When she died, I wanted others to understand where she had come from. These days, many newspapers charge for obits, and I ended up spending $684 for a small b&w head shot of her and about 35 lines in the LA Times. Because nothing runs smoothly, I ended up having to make a few calls. The money, plus the time and skill to navigate the system, weed out some people who might want to place similar obits. One reason this matters is that archived obituaries become part of the historical record. It is part of the question of who is part of history and who isn't.

I can just imagine what Aunt Bess would have thought about paying for obituaries. I hesitate to bring up this subject because of all the nasty talk about Jews being cheap. When I hear non-Jews make these remarks, I think of the terrible poverty of my ancestors, and how they had to get by, how my grandparents moved to a ghetto in Cleveland when that word was still associated with Jews. Poverty influenced their children in different ways. As a bookkeeper, Aunt Bess was good with money, and she carried herself with class. Although she had started in the jewelry trade, she usually wore only a small diamond necklace, a lavalier, that had belonged to her mother.

There was no room in the obit for such details. There was no room to write how she sent us homemade rugelach at Hanukkah and See's chocolates, which we couldn't get in Texas at that time.

Because I was paying by the line, I tried to reword any paragraphs that had only a word or two left over on the last line. In journalism jargon, this is "killing widows" (see this example). The term reflects society's view of a manless woman: She's just taking up space.

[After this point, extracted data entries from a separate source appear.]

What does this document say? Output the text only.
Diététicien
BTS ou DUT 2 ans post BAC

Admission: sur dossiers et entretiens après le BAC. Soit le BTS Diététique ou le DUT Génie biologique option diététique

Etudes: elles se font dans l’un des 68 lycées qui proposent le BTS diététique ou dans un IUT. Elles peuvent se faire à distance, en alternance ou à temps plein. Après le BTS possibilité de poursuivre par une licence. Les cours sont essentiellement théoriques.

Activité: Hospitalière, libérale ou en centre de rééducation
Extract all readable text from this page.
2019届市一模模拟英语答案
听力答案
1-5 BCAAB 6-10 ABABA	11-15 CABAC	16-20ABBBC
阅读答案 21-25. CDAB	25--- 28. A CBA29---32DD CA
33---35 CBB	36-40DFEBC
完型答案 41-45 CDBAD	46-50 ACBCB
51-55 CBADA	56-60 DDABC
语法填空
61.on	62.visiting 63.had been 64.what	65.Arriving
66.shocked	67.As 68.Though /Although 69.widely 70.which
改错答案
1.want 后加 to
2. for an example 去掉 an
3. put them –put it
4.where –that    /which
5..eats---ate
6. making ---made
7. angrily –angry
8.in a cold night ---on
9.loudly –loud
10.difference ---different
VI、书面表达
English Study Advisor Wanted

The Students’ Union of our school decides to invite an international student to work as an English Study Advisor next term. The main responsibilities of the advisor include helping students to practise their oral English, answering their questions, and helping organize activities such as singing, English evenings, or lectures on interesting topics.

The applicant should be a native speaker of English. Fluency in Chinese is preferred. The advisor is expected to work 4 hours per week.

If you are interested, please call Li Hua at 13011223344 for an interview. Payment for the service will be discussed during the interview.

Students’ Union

Before her third husband made her a widow, Aunt Bess had divorced two others. She had worked all of her life, starting as a child. The oldest girl of seven children, she helped care for the younger ones. My father, who would have been 91 today, thought of her as a mother. People said I looked like her, and at the end of his life, Daddy mistook me for her once and a while.

What interesting roles we put on and take off, daughter to sister to mother.